Tag Archives: what is a jumper

Holey Woolly Jumper in need of mending

New craft project: Mending a woolly jumper

When should a woolly jumper be classed as ‘worn out’? Wool is an amazing natural fibre. It really is very resilient. But, whatever the fibre, wear and tear on a garment can take its toll. That’s where my jumper’s at right now – gardening, woodwork, blackberry-picking and countless other outdoor adventures have all left their marks. It was time to consider my jumper’s future.

‘… but, hang on a minute!’ I hear you ask. ‘What do you mean, a ‘jumper’?’
Oh, dear! There’s our good old English language again, confusing people!

Being from northern England, when I say ‘jumper’, I mean a long sleeved garment that you pull over your head and wear over the top of a shirt to keep warm. Depending on where you live, you may call it a ‘sweater’, or a ‘pull-over’ or even a ‘jersey’! Don’t you just love English – why have one word when you can have at least four different words for the same garment?! 🙂

My well-worn woolly jumper in need of some mending
My well-worn woolly jumper in need of some mending

You may be casting your eyes over this threadbare garment and thinking, ‘Isn’t it time that sad excuse for a sweater was recycled or maybe consigned to a dog basket?’
‘OH-H-H NO-O-O!’ I’d cry! ‘I am very attached to my red woolly jumper!’

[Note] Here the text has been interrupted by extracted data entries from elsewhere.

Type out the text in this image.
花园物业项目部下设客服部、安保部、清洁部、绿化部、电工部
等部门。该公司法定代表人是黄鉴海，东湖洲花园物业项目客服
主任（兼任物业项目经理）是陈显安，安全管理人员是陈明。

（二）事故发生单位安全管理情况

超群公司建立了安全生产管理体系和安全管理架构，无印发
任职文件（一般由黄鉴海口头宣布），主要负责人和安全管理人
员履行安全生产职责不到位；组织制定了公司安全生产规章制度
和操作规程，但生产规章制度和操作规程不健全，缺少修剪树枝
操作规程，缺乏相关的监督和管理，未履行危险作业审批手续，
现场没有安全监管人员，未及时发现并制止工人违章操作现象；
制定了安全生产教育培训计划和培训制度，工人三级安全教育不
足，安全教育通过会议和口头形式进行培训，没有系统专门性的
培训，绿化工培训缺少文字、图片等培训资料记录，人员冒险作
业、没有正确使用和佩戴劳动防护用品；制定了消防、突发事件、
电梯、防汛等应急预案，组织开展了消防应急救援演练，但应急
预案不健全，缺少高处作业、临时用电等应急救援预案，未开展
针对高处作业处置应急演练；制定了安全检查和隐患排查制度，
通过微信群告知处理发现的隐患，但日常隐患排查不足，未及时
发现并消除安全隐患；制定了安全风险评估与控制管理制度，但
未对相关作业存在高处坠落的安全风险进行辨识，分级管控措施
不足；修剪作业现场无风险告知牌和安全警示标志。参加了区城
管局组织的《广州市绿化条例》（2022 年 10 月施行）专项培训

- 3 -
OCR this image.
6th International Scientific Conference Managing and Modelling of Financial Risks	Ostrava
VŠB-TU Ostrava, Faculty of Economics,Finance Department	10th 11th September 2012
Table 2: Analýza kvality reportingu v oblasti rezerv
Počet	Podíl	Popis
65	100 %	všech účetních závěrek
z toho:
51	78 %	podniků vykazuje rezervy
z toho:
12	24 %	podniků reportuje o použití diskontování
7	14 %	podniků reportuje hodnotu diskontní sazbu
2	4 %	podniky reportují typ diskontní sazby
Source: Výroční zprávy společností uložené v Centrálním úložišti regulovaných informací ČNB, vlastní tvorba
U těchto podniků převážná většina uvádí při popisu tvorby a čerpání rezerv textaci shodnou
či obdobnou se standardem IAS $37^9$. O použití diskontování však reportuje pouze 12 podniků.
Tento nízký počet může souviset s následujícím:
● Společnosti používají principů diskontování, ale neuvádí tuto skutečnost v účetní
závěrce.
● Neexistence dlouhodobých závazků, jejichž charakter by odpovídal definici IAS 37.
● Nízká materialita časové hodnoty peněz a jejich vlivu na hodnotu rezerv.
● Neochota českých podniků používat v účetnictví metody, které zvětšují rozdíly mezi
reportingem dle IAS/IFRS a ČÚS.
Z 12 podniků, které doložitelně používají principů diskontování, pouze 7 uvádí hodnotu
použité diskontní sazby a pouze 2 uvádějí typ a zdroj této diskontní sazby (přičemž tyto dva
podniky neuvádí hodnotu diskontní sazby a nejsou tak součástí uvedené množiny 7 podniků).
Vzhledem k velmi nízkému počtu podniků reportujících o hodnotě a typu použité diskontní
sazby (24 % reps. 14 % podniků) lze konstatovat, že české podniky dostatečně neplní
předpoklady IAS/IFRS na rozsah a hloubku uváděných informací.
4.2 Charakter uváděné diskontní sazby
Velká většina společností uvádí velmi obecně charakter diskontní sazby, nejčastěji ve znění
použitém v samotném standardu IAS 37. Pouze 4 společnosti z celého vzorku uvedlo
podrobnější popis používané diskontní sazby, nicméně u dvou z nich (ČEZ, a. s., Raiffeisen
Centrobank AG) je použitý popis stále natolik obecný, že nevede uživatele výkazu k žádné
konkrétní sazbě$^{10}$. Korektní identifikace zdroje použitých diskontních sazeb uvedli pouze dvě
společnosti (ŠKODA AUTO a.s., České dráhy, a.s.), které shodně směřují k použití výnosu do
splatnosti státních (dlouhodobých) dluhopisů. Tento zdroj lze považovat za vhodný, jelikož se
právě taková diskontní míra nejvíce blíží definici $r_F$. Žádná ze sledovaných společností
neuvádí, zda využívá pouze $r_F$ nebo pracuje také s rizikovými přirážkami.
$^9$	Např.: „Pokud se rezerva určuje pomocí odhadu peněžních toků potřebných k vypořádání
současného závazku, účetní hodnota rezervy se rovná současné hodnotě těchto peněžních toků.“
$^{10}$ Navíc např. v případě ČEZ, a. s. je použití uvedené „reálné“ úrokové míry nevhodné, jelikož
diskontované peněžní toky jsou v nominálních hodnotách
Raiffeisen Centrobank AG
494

I admit, my poor old jumper is well-worn, but I believe there’s life in that old woolly yet! So, to improve its aesthetic qualities – and to reduce its ventilation qualities 😉 – I have decided to give it a pre-winter make-over. I’m going to share the process as I go, so if you too have a well-loved woolly garment in need of some ‘ventilation reduction’, feel free to glean some tips and tricks.

I started by taking a close look at the parts of my jumper that were showing serious signs of wear. From my analysis I then came up with a to-do list.

Mending a Woolly Jumper - my to-do list
Task 1 of my new craft project: make a plan

When I examined my jumper, I found there were four holes of varying sizes and each has a ‘ladder’ run (where the knitting has come undone) that will need attention too. The lower edge of the jumper is looking quite frayed in places, so this will also need remedying.

My next task is to consider the yarns and methods I will choose to mend my woolly jumper. I have previously darned a hole in my jumper. The darn remains solidly intact, but the hole has subsequently extended to one side of the darn. For this renovation project, I am currently contemplating creating patches and am trying out some ideas to see what I prefer. I will post more on this thrifty mending project soon.